Bluebird shares briefly jumped in late trading on Friday before surrendering most of their gains. The recently-issued CVR given in connection with the closing of Bristol-Myers’ deal with Celgene, known by the ticker BMY-R, rose 8.3%.

The companies divulged the findings on the eve of the American Society of Hematology’s annual meeting in Orlando, Florida, where GlaxoSmithKline Plc., Regeneron Pharmaceuticals Inc. and Bristol’s own Celgene unit will present data on competing approaches. Cambridge, Massachusetts-based Bluebird and New York-based Bristol-Myers are scheduled to give an update on their next-generation therapy, bb21217, on Monday, while hotly anticipated results from competitor Johnson & Johnson’s Nanjing Legend Biotech-partnered therapy will take the spotlight that morning.

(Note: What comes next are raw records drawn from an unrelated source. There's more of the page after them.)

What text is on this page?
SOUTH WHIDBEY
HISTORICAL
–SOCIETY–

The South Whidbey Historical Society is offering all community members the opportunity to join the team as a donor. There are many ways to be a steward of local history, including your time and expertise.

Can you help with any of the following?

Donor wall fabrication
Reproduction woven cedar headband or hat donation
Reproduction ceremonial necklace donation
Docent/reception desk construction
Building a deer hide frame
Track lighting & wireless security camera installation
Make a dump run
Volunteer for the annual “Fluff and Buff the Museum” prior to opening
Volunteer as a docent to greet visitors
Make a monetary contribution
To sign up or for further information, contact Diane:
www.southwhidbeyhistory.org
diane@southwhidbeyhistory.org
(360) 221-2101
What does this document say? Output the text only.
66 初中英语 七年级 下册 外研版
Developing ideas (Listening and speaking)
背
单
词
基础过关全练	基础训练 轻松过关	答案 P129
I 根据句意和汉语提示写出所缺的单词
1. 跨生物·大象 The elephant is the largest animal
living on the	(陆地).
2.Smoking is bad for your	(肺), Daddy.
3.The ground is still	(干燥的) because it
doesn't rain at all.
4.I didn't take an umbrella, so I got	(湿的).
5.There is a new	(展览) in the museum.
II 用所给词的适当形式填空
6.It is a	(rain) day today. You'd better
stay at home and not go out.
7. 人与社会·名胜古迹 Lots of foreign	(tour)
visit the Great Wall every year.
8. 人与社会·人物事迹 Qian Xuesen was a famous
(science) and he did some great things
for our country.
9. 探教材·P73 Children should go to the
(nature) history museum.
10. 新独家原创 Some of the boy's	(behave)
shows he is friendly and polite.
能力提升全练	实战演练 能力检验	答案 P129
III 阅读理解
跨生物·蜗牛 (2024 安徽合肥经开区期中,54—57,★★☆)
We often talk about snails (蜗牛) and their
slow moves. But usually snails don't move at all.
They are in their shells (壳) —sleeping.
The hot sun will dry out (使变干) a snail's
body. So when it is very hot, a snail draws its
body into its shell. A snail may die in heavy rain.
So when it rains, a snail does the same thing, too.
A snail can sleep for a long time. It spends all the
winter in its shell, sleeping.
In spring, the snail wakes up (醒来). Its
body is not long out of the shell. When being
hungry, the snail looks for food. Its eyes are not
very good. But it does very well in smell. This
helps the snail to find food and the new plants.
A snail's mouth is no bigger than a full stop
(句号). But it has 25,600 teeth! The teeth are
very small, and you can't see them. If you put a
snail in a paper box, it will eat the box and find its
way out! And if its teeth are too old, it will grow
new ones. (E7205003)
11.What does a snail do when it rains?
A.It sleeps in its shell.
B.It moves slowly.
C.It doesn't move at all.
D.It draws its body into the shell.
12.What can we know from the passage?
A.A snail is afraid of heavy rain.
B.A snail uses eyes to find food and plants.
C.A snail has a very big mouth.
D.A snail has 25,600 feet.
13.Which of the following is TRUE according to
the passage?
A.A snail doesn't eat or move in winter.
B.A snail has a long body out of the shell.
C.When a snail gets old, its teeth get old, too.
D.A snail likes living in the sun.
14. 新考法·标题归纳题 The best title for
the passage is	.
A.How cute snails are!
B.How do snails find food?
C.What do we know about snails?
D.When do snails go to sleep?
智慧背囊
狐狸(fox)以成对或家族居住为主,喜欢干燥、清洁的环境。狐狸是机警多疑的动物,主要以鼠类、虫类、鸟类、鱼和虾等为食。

The depth and the durability of the data “puts us in very good stead around any of the antibodies as well as other gene therapies,” Bluebird Chief Executive Officer Nick Leschly said. “We feel quite good about it, and that’s why we’re sprinting toward submission and driving toward earlier lines of therapy.”

Positive results from the study, dubbed KarMMa, could lead to the first approval of the approach called CAR-T for patients with multiple myeloma, a deadly form of cancer found in white blood cells, wrote Raju Prasad, an analyst at William Blair, in a note. A response rate greater than 80% that can hold off the disease for at least 11 months would be well-received by doctors who might otherwise be wary of potential high costs and an aggressive approach, said Yaron Werber, an analyst at Cowen & Co.

The approach known as CAR-T is already approved for a hard-to-treat form of pediatric leukemia and diffuse large B cell lymphoma, both blood cancers that are much less common than the multiple myeloma, which is diagnosed in about 30,000 Americans each year. Bluebird and Bristol’s therapy involves removing infection-fighting T cells from the blood, altering them to recognize a protein known as BCMA that is found in multiple myeloma cells, then putting them back into the patient to kill the cancer.

--With assistance from Tatiana Darie.